Et savez-vous ce qui arrivera ? Vous n’attirerez pas seulement le peuple à vos théâtres, vous y attirerez l’étranger. Pas un homme riche en Europe qui ne soit tenu de venir à vos théâtres compléter son éducation française et littéraire. Ce sera là une source de richesse pour la France et pour Paris. Vos magnifiques subventions, savez-vous qui les payera ? L’Europe. L’argent de l’étranger affluera chez vous ; vous ferez à la gloire nationale, une avance que l’admiration européenne vous remboursera.

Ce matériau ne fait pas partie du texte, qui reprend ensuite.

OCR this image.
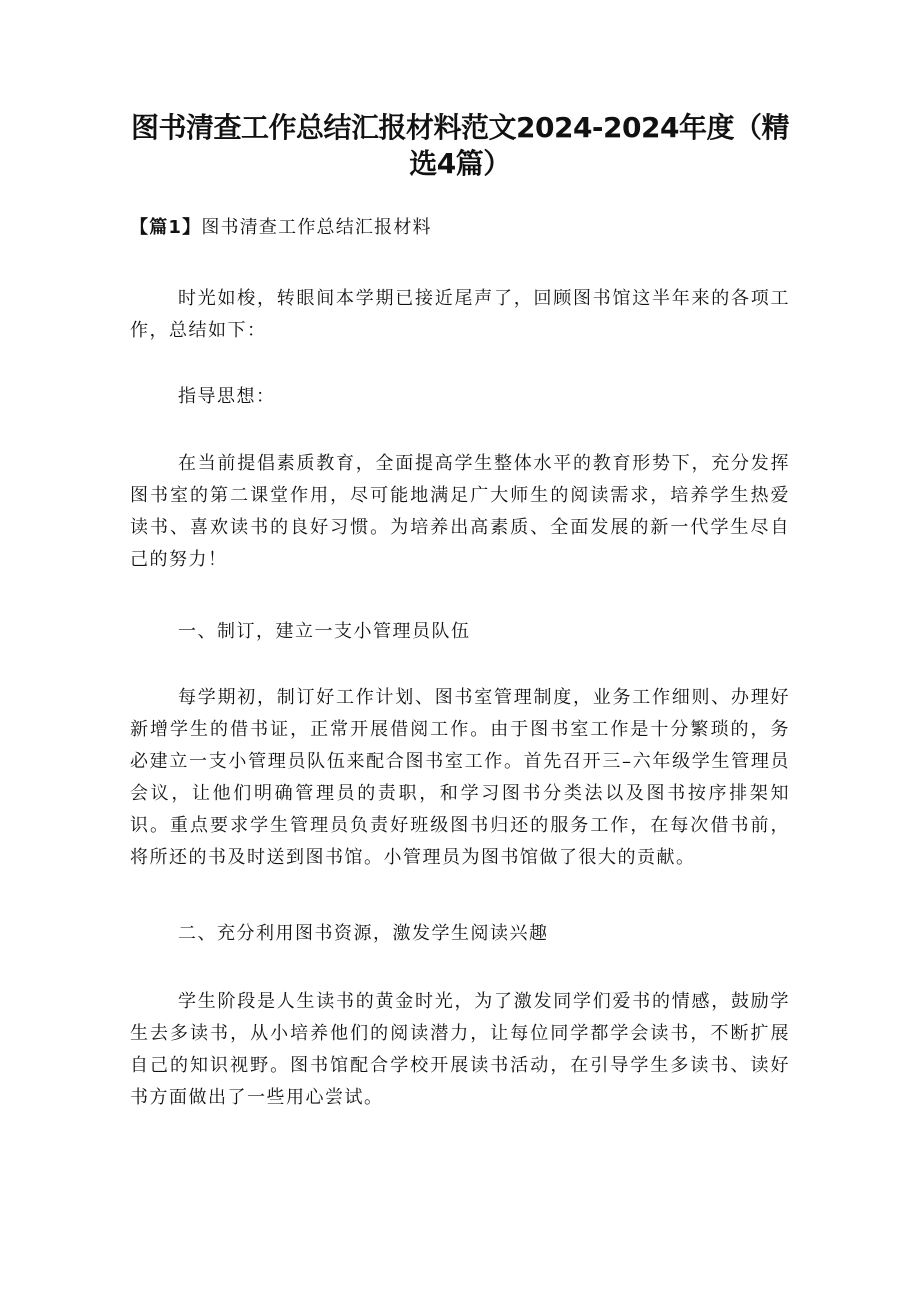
图书清查工作总结汇报材料范文2024-2024年度（精选4篇）

【篇1】图书清查工作总结汇报材料

时光如梭，转眼间本学期已接近尾声了，回顾图书馆这半年来的各项工作，总结如下：

指导思想：

在当前提倡素质教育，全面提高学生整体水平的教育形势下，充分发挥图书室的第二课堂作用，尽可能地满足广大师生的阅读需求，培养学生热爱读书、喜欢读书的良好习惯。为培养出高素质、全面发展的新一代学生尽自己的努力！

一、制订，建立一支小管理员队伍

每学期初，制订好工作计划、图书室管理制度，业务工作细则、办理好新增学生的借书证，正常开展借阅工作。由于图书室工作是十分繁琐的，务必建立一支小管理员队伍来配合图书室工作。首先召开三–六年级学生管理员会议，让他们明确管理员的责职，和学习图书分类法以及图书按序排架知识。重点要求学生管理员负责好班级图书归还的服务工作，在每次借书前，将所还的书及时送到图书馆。小管理员为图书馆做了很大的贡献。

二、充分利用图书资源，激发学生阅读兴趣

学生阶段是人生读书的黄金时光，为了激发同学们爱书的情感，鼓励学生去多读书，从小培养他们的阅读潜力，让每位同学都学会读书，不断扩展自己的知识视野。图书馆配合学校开展读书活动，在引导学生多读书、读好书方面做出了一些用心尝试。
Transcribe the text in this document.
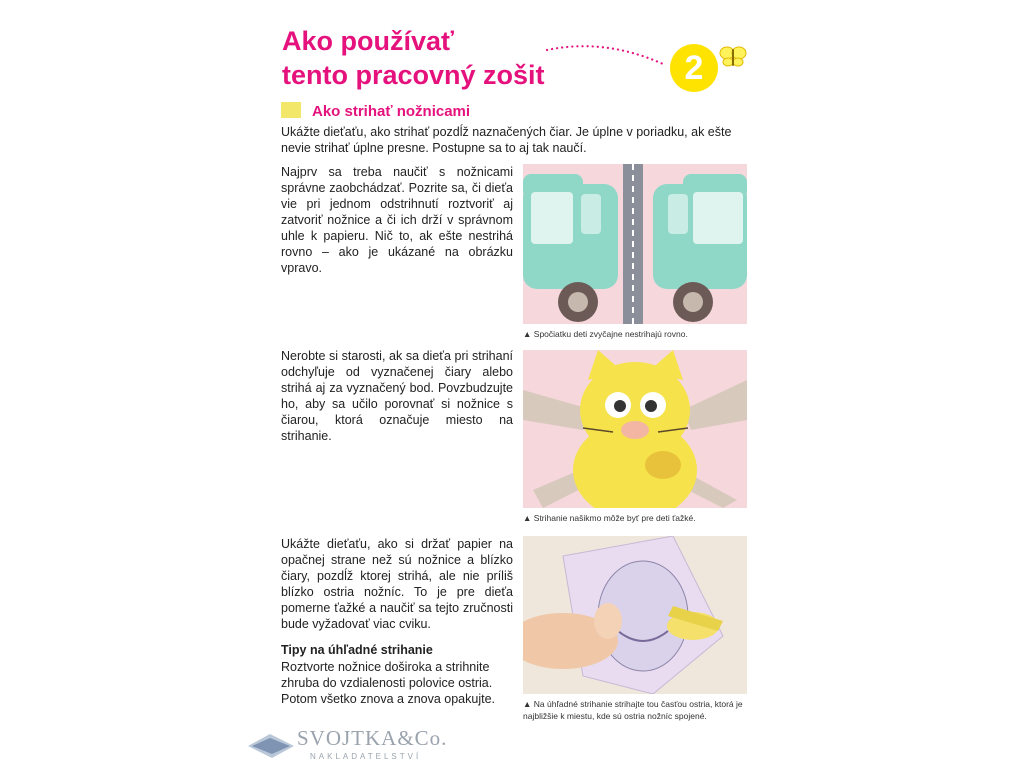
Ako používať
tento pracovný zošit	2
Ako strihať nožnicami

Ukážte dieťaťu, ako strihať pozdĺž naznačených čiar. Je úplne v poriadku, ak ešte nevie strihať úplne presne. Postupne sa to aj tak naučí.

Najprv sa treba naučiť s nožnicami správne zaobchádzať. Pozrite sa, či dieťa vie pri jednom odstrihnutí roztvoriť aj zatvoriť nožnice a či ich drží v správnom uhle k papieru. Nič to, ak ešte nestrihá rovno – ako je ukázané na obrázku vpravo.

Nerobte si starosti, ak sa dieťa pri strihaní odchyľuje od vyznačenej čiary alebo strihá aj za vyznačený bod. Povzbudzujte ho, aby sa učilo porovnať si nožnice s čiarou, ktorá označuje miesto na strihanie.

Ukážte dieťaťu, ako si držať papier na opačnej strane než sú nožnice a blízko čiary, pozdĺž ktorej strihá, ale nie príliš blízko ostria nožníc. To je pre dieťa pomerne ťažké a naučiť sa tejto zručnosti bude vyžadovať viac cviku.

Tipy na úhľadné strihanie

Roztvorte nožnice doširoka a strihnite zhruba do vzdialenosti polovice ostria. Potom všetko znova a znova opakujte.

▲ Spočiatku deti zvyčajne nestrihajú rovno.

▲ Strihanie našikmo môže byť pre deti ťažké.

▲ Na úhľadné strihanie strihajte tou časťou ostria, ktorá je najbližšie k miestu, kde sú ostria nožníc spojené.

SVOJTKA&Co.

NAKLADATELSTVÍ
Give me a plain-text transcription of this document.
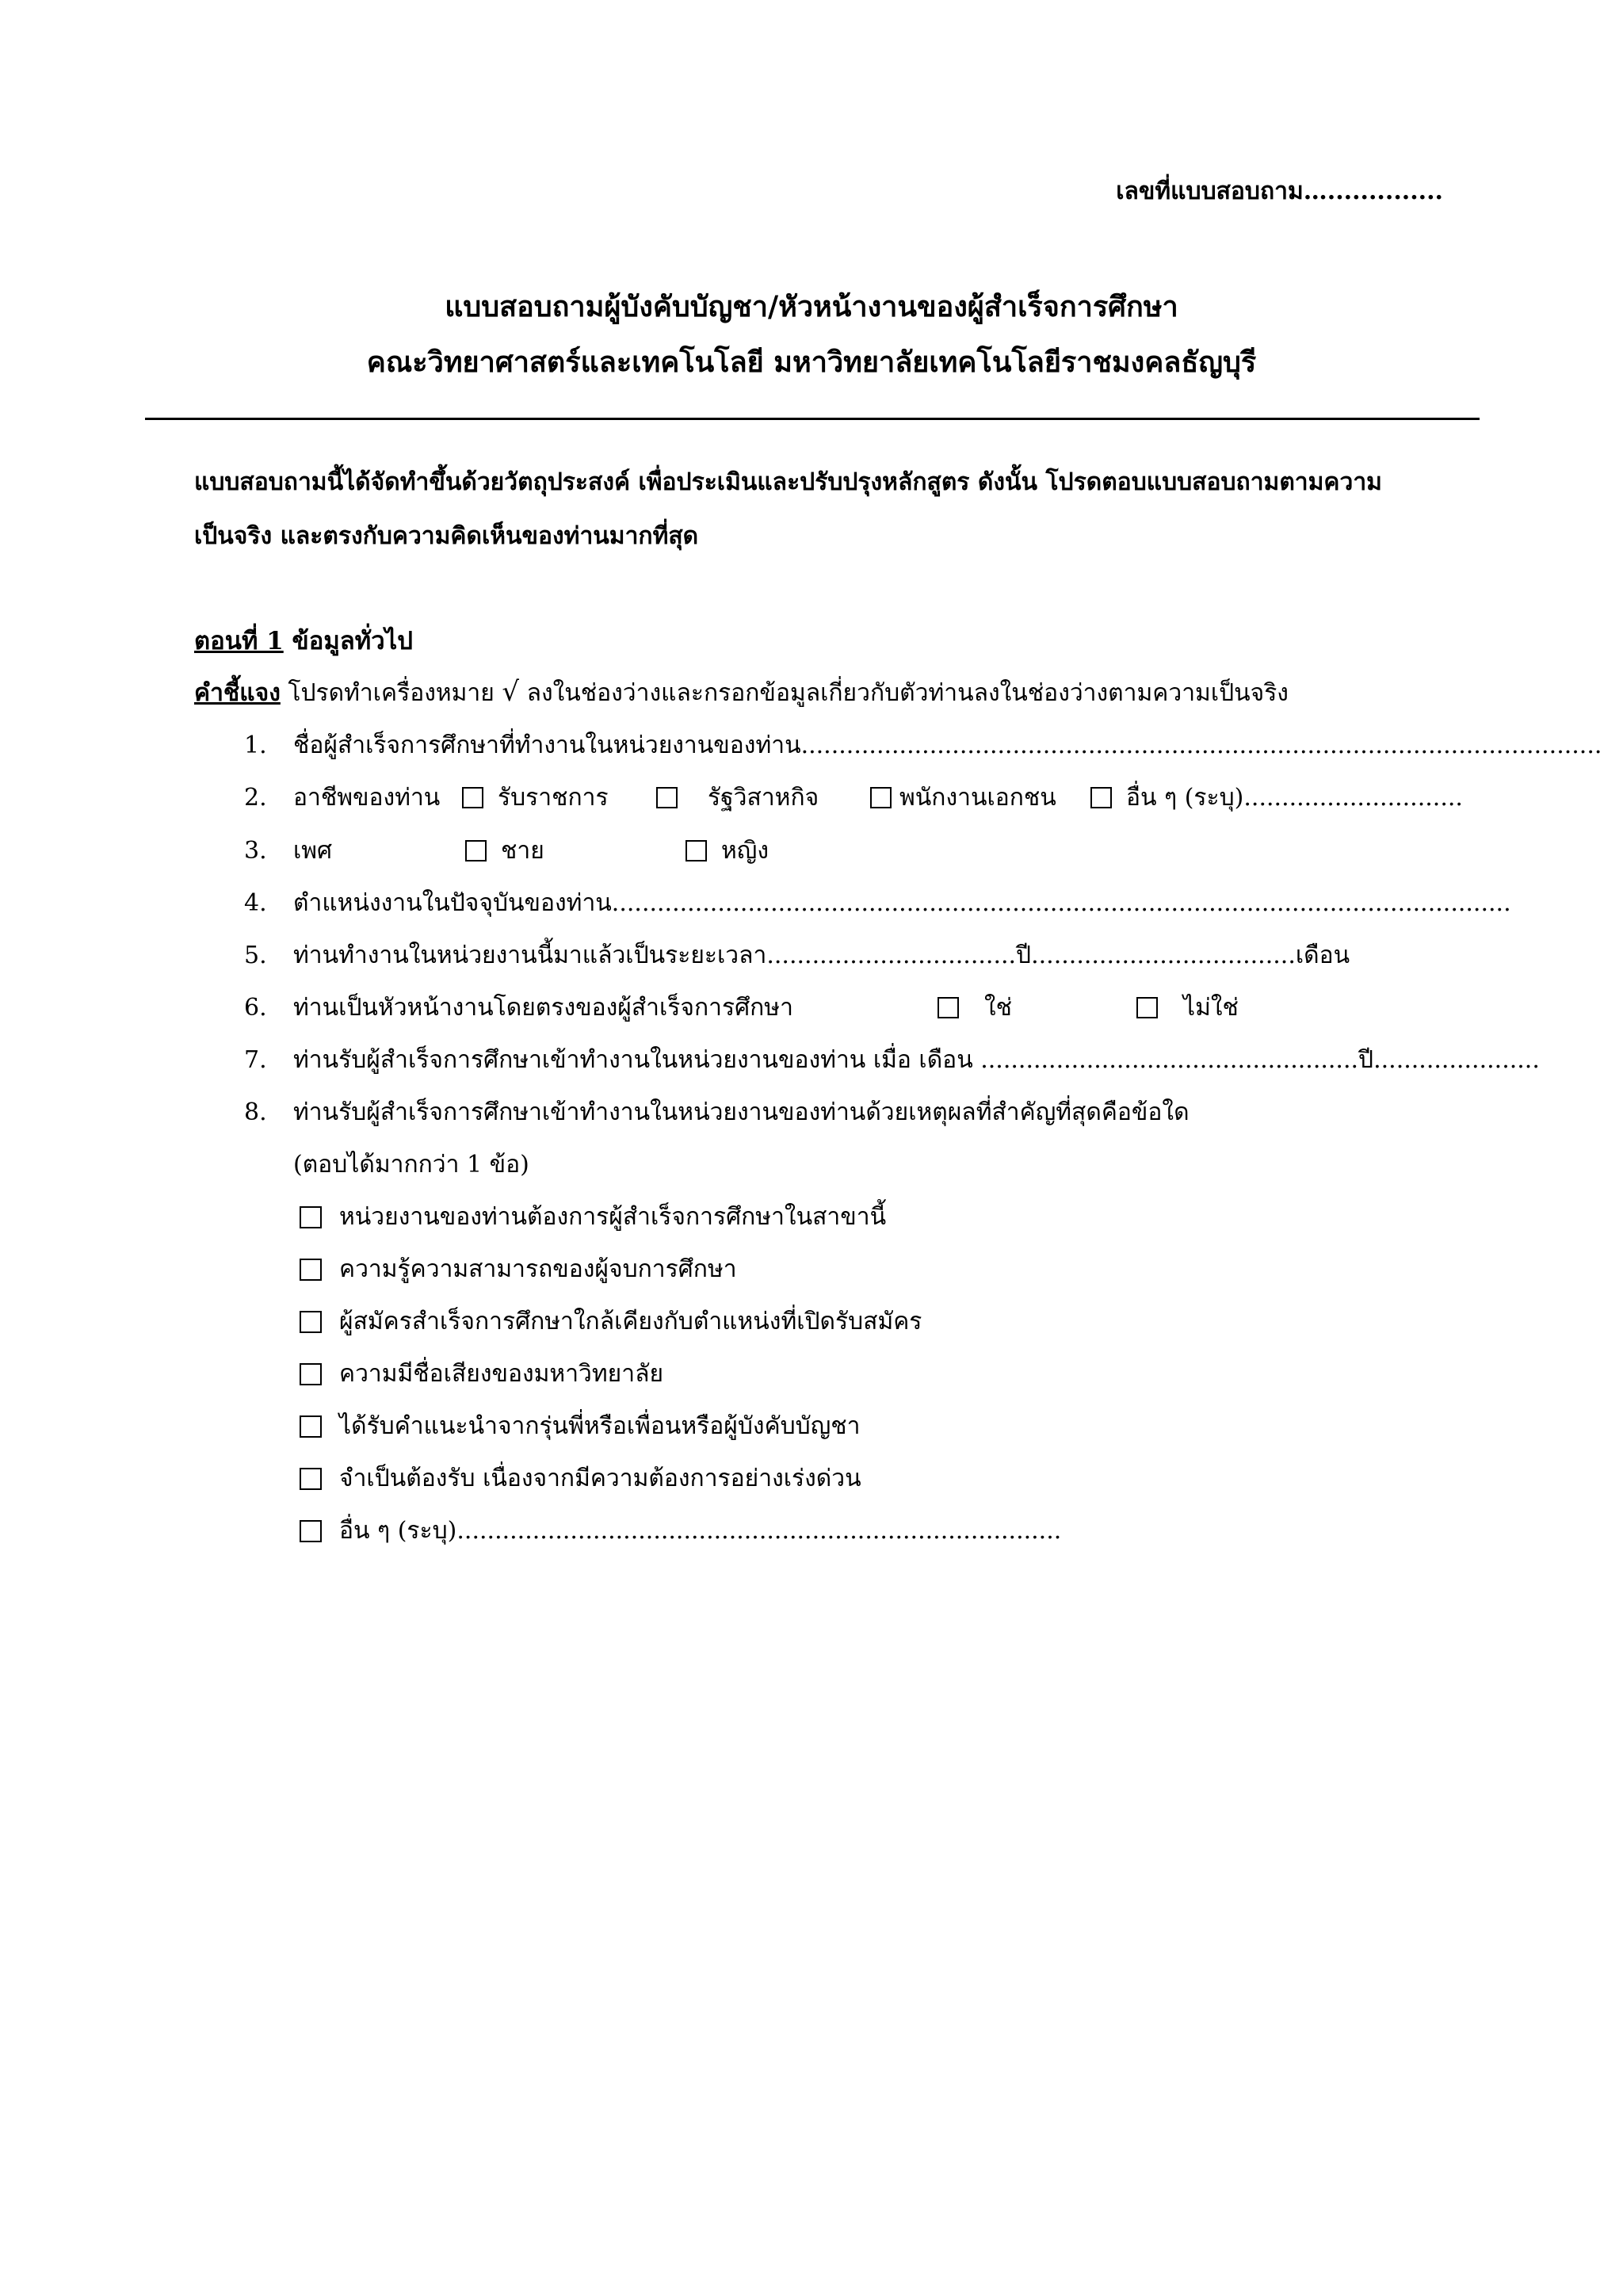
เลขที่แบบสอบถาม…..............
แบบสอบถามผู้บังคับบัญชา/หัวหน้างานของผู้สำเร็จการศึกษา
คณะวิทยาศาสตร์และเทคโนโลยี มหาวิทยาลัยเทคโนโลยีราชมงคลธัญบุรี
แบบสอบถามนี้ได้จัดทำขึ้นด้วยวัตถุประสงค์ เพื่อประเมินและปรับปรุงหลักสูตร ดังนั้น โปรดตอบแบบสอบถามตามความ
เป็นจริง และตรงกับความคิดเห็นของท่านมากที่สุด
ตอนที่ 1 ข้อมูลทั่วไป
คำชี้แจง โปรดทำเครื่องหมาย √ ลงในช่องว่างและกรอกข้อมูลเกี่ยวกับตัวท่านลงในช่องว่างตามความเป็นจริง
1. ชื่อผู้สำเร็จการศึกษาที่ทำงานในหน่วยงานของท่าน..........................................................................................................
2. อาชีพของท่าน รับราชการ	รัฐวิสาหกิจ	พนักงานเอกชน	อื่น ๆ (ระบุ).............................
3. เพศ	ชาย	หญิง
4. ตำแหน่งงานในปัจจุบันของท่าน.......................................................................................................................
5. ท่านทำงานในหน่วยงานนี้มาแล้วเป็นระยะเวลา.................................ปี...................................เดือน
6. ท่านเป็นหัวหน้างานโดยตรงของผู้สำเร็จการศึกษา	ใช่	ไม่ใช่
7. ท่านรับผู้สำเร็จการศึกษาเข้าทำงานในหน่วยงานของท่าน เมื่อ เดือน ..................................................ปี......................
8. ท่านรับผู้สำเร็จการศึกษาเข้าทำงานในหน่วยงานของท่านด้วยเหตุผลที่สำคัญที่สุดคือข้อใด
(ตอบได้มากกว่า 1 ข้อ)
หน่วยงานของท่านต้องการผู้สำเร็จการศึกษาในสาขานี้
ความรู้ความสามารถของผู้จบการศึกษา
ผู้สมัครสำเร็จการศึกษาใกล้เคียงกับตำแหน่งที่เปิดรับสมัคร
ความมีชื่อเสียงของมหาวิทยาลัย
ได้รับคำแนะนำจากรุ่นพี่หรือเพื่อนหรือผู้บังคับบัญชา
จำเป็นต้องรับ เนื่องจากมีความต้องการอย่างเร่งด่วน
อื่น ๆ (ระบุ)................................................................................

Messieurs, au moment où nous sommes, il n’y a qu’une seule nation qui soit en état de donner des produits littéraires au monde entier, et cette nation, c’est la nation française. Vous avez donc là un monopole immense, un monopole que l’univers civilisé subit depuis dix-huit ans. Les ministres qui nous ont gouvernés n’ont eu qu’une seule pensée : comprimer la littérature française à l’intérieur, la sacrifier au dehors, la laisser systématiquement spolier dans un royaume voisin par la contrefaçon. Je favoriserais, au contraire, cet admirable monopole sous toutes ses formes, et je le répandrais sur le monde entier ; je créerais à Paris des foyers lumineux qui éclaireraient toutes les nations, et vers lesquels toutes les nations se tourneraient.

Ce n’est pas tout. Pour achever l’œuvre, je voudrais des théâtres spéciaux pour le peuple ; ces théâtres, je les mettrais à la charge, non de l’état, mais de la ville de Paris. Ce seraient des théâtres créés à ses frais et bien choisis par son administration municipale parmi les théâtres déjà existants, et dès lors subventionnés par elle. Je les appellerais théâtres municipaux.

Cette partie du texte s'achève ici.